No offense... I just had a bad glass experience with it! Maybe you have enough patience for it. : )

Cindy2
2006-01-27, 5:01am
Hi Amber,

First, you probably already have done this but if not - check the COE of the Czech soft glass, it's on Jan's site: www.checkglass.com. Some of the colors aren't 104 COE. If you get more than a couple of points from 104, then the glass won't play well with others. I can't remember the COE of the turquoise off the top of my head. I know the transparent garnet is 114 and can't play with others.

The "rustiness" is devitrification. Pretty much all turquoise does this if worked too long and/or too hot. Effetre and Vetrofond will do it too. More oxy, less heat - work further out in the flame and not too long.

If you get the devit, then you can soak the beads in I think it's WD-40 or some toilet cleaner - or etch them, it will come off. There are threads that have talked about how they clean the devit off the turquoise and copper green.

Hope that helps!
Cindy


I bought some at the gathering in Louisville last summer. I have been using it on and off, it doesn't see to like other glass. My question is...... Should the turquois have rust color to it? The rod is a beautiful blue, then as I heat it up it gets "rusty". The color stays on my finished bead. My mom says that they must have made it that way because turquois has natural variations. My mom is such the glass expert! She does polymerclay! Anybody have any suggestions? Am I in the wrong part of my flame?

Thanks,
Amber

suzanne
2006-01-29, 12:18am
I use it all the time and the only time I got rust was when my propane was up to high. All turqoises behave like that ( as some others have mentioned before) so you might want to turn down the propane and up with the oxy a bit.
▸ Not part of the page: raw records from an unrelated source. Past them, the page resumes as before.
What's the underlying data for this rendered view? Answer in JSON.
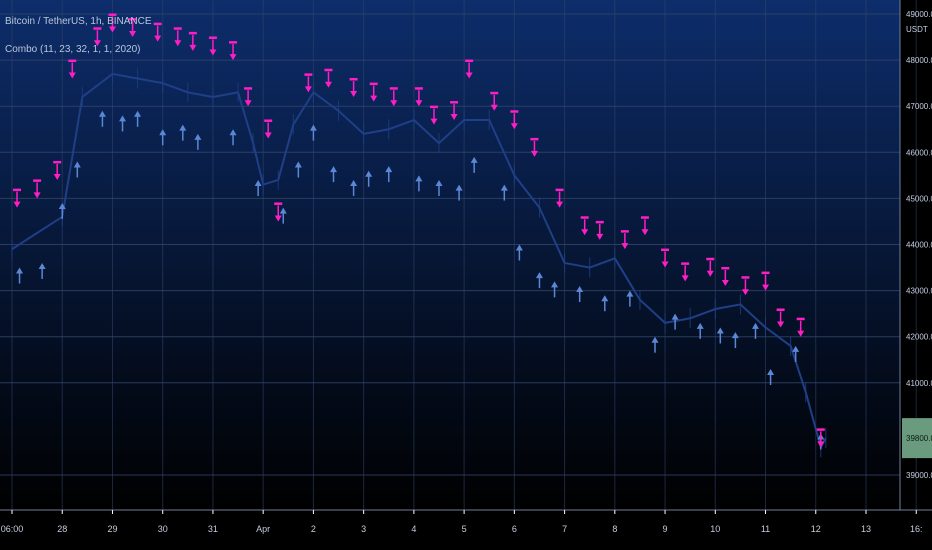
{
  "window": {
    "symbol_line": "Bitcoin / TetherUS, 1h, BINANCE",
    "indicator_line": "Combo (11, 23, 32, 1, 1, 2020)"
  },
  "colors": {
    "bg_top": "#0d2d6b",
    "bg_bottom": "#000000",
    "candle": "#1f3f86",
    "buy_arrow": "#5b87d6",
    "sell_arrow": "#ff1dc6",
    "label_box": "#6b9b7f",
    "axis_text": "#c5cde0",
    "grid": "#34466d",
    "tick_mark": "#ffffff"
  },
  "chart_data": {
    "type": "line",
    "title": "Bitcoin / TetherUS, 1h, BINANCE",
    "xlabel": "",
    "ylabel": "USDT",
    "ylim": [
      38500,
      49000
    ],
    "grid": true,
    "y_ticks": [
      {
        "value": 39000,
        "label": "39000.00"
      },
      {
        "value": 41000,
        "label": "41000.00"
      },
      {
        "value": 42000,
        "label": "42000.00"
      },
      {
        "value": 43000,
        "label": "43000.00"
      },
      {
        "value": 44000,
        "label": "44000.00"
      },
      {
        "value": 45000,
        "label": "45000.00"
      },
      {
        "value": 46000,
        "label": "46000.00"
      },
      {
        "value": 47000,
        "label": "47000.00"
      },
      {
        "value": 48000,
        "label": "48000.00"
      },
      {
        "value": 49000,
        "label": "49000.00"
      }
    ],
    "price_axis_unit": "USDT",
    "current_price": {
      "value": 39800,
      "label": "39800.00"
    },
    "x_ticks": [
      "06:00",
      "28",
      "29",
      "30",
      "31",
      "Apr",
      "2",
      "3",
      "4",
      "5",
      "6",
      "7",
      "8",
      "9",
      "10",
      "11",
      "12",
      "13",
      "16:"
    ],
    "close_series": [
      {
        "x": 0,
        "y": 43900
      },
      {
        "x": 1,
        "y": 44600
      },
      {
        "x": 1.4,
        "y": 47200
      },
      {
        "x": 2,
        "y": 47700
      },
      {
        "x": 2.5,
        "y": 47600
      },
      {
        "x": 3,
        "y": 47500
      },
      {
        "x": 3.5,
        "y": 47300
      },
      {
        "x": 4,
        "y": 47200
      },
      {
        "x": 4.5,
        "y": 47300
      },
      {
        "x": 4.8,
        "y": 46200
      },
      {
        "x": 5,
        "y": 45300
      },
      {
        "x": 5.3,
        "y": 45400
      },
      {
        "x": 5.6,
        "y": 46600
      },
      {
        "x": 6,
        "y": 47300
      },
      {
        "x": 6.5,
        "y": 46900
      },
      {
        "x": 7,
        "y": 46400
      },
      {
        "x": 7.5,
        "y": 46500
      },
      {
        "x": 8,
        "y": 46700
      },
      {
        "x": 8.5,
        "y": 46200
      },
      {
        "x": 9,
        "y": 46700
      },
      {
        "x": 9.5,
        "y": 46700
      },
      {
        "x": 10,
        "y": 45500
      },
      {
        "x": 10.5,
        "y": 44800
      },
      {
        "x": 11,
        "y": 43600
      },
      {
        "x": 11.5,
        "y": 43500
      },
      {
        "x": 12,
        "y": 43700
      },
      {
        "x": 12.5,
        "y": 42800
      },
      {
        "x": 13,
        "y": 42300
      },
      {
        "x": 13.5,
        "y": 42400
      },
      {
        "x": 14,
        "y": 42600
      },
      {
        "x": 14.5,
        "y": 42700
      },
      {
        "x": 15,
        "y": 42200
      },
      {
        "x": 15.5,
        "y": 41800
      },
      {
        "x": 15.8,
        "y": 40800
      },
      {
        "x": 16.1,
        "y": 39600
      },
      {
        "x": 16.2,
        "y": 39800
      }
    ],
    "buy_signals": [
      {
        "x": 0.15,
        "y": 43500
      },
      {
        "x": 0.6,
        "y": 43600
      },
      {
        "x": 1,
        "y": 44900
      },
      {
        "x": 1.3,
        "y": 45800
      },
      {
        "x": 1.8,
        "y": 46900
      },
      {
        "x": 2.2,
        "y": 46800
      },
      {
        "x": 2.5,
        "y": 46900
      },
      {
        "x": 3,
        "y": 46500
      },
      {
        "x": 3.4,
        "y": 46600
      },
      {
        "x": 3.7,
        "y": 46400
      },
      {
        "x": 4.4,
        "y": 46500
      },
      {
        "x": 4.9,
        "y": 45400
      },
      {
        "x": 5.4,
        "y": 44800
      },
      {
        "x": 5.7,
        "y": 45800
      },
      {
        "x": 6,
        "y": 46600
      },
      {
        "x": 6.4,
        "y": 45700
      },
      {
        "x": 6.8,
        "y": 45400
      },
      {
        "x": 7.1,
        "y": 45600
      },
      {
        "x": 7.5,
        "y": 45700
      },
      {
        "x": 8.1,
        "y": 45500
      },
      {
        "x": 8.5,
        "y": 45400
      },
      {
        "x": 8.9,
        "y": 45300
      },
      {
        "x": 9.2,
        "y": 45900
      },
      {
        "x": 9.8,
        "y": 45300
      },
      {
        "x": 10.1,
        "y": 44000
      },
      {
        "x": 10.5,
        "y": 43400
      },
      {
        "x": 10.8,
        "y": 43200
      },
      {
        "x": 11.3,
        "y": 43100
      },
      {
        "x": 11.8,
        "y": 42900
      },
      {
        "x": 12.3,
        "y": 43000
      },
      {
        "x": 12.8,
        "y": 42000
      },
      {
        "x": 13.2,
        "y": 42500
      },
      {
        "x": 13.7,
        "y": 42300
      },
      {
        "x": 14.1,
        "y": 42200
      },
      {
        "x": 14.4,
        "y": 42100
      },
      {
        "x": 14.8,
        "y": 42300
      },
      {
        "x": 15.1,
        "y": 41300
      },
      {
        "x": 15.6,
        "y": 41800
      },
      {
        "x": 16.1,
        "y": 39900
      }
    ],
    "sell_signals": [
      {
        "x": 0.1,
        "y": 44800
      },
      {
        "x": 0.5,
        "y": 45000
      },
      {
        "x": 0.9,
        "y": 45400
      },
      {
        "x": 1.2,
        "y": 47600
      },
      {
        "x": 1.7,
        "y": 48300
      },
      {
        "x": 2,
        "y": 48600
      },
      {
        "x": 2.4,
        "y": 48500
      },
      {
        "x": 2.9,
        "y": 48400
      },
      {
        "x": 3.3,
        "y": 48300
      },
      {
        "x": 3.6,
        "y": 48200
      },
      {
        "x": 4,
        "y": 48100
      },
      {
        "x": 4.4,
        "y": 48000
      },
      {
        "x": 4.7,
        "y": 47000
      },
      {
        "x": 5.1,
        "y": 46300
      },
      {
        "x": 5.3,
        "y": 44500
      },
      {
        "x": 5.9,
        "y": 47300
      },
      {
        "x": 6.3,
        "y": 47400
      },
      {
        "x": 6.8,
        "y": 47200
      },
      {
        "x": 7.2,
        "y": 47100
      },
      {
        "x": 7.6,
        "y": 47000
      },
      {
        "x": 8.1,
        "y": 47000
      },
      {
        "x": 8.4,
        "y": 46600
      },
      {
        "x": 8.8,
        "y": 46700
      },
      {
        "x": 9.1,
        "y": 47600
      },
      {
        "x": 9.6,
        "y": 46900
      },
      {
        "x": 10,
        "y": 46500
      },
      {
        "x": 10.4,
        "y": 45900
      },
      {
        "x": 10.9,
        "y": 44800
      },
      {
        "x": 11.4,
        "y": 44200
      },
      {
        "x": 11.7,
        "y": 44100
      },
      {
        "x": 12.2,
        "y": 43900
      },
      {
        "x": 12.6,
        "y": 44200
      },
      {
        "x": 13,
        "y": 43500
      },
      {
        "x": 13.4,
        "y": 43200
      },
      {
        "x": 13.9,
        "y": 43300
      },
      {
        "x": 14.2,
        "y": 43100
      },
      {
        "x": 14.6,
        "y": 42900
      },
      {
        "x": 15,
        "y": 43000
      },
      {
        "x": 15.3,
        "y": 42200
      },
      {
        "x": 15.7,
        "y": 42000
      },
      {
        "x": 16.1,
        "y": 39600
      }
    ]
  }
}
THe shockyness is one of the facts you will have to live with, I find some colors to be way more shocky then others ( czech white, ivory, nilegreen, turqoise, dark blue, all pastels) , just heat them up at the tip of the flame, just waving it through and slowly ( and turning the rod at the same time) bring the rod further in the flame, this prevents flying glass;)

Cindy2
2006-01-29, 5:36am
I forgot to comment before on the shockiness of the glass. I haven't used all of the colors of Czech glass - mostly the transparent olive, smoke, capri blue and tourmoline pink - I don't find those colors to be shocky at all. So, my impression of Czech glass is that it isn't any "shockier" than any other soft glass.

Cindy

Mr. Smiley
2006-01-29, 6:44am
The rust color isn't devit. It's reduction and the unburnt propane is doing the color changing. Devit is a rough spot or a matte looking haze. Turn your oxy up or your propane down to avoid the red. ;)

Cindy2
2006-01-29, 7:30am
Right you are Mr. Smiley! I always think of them as the same as in reduction/devit go hand in hand but they're not the same thing. You're right! :-)

The rust color isn't devit. It's reduction and the unburnt propane is doing the color changing. Devit is a rough spot or a matte looking haze. Turn your oxy up or your propane down to avoid the red. ;)

chrissij
2006-01-29, 4:12pm
I haven't had any problems with it being shocky, and I've played with the turquoise (looks more green than turquoise to me; I used the Czech brown with it, and I swear it made me want mint chocolate chip ice cream) and not had any problems with rust color. I think it melts quite smoothly actually.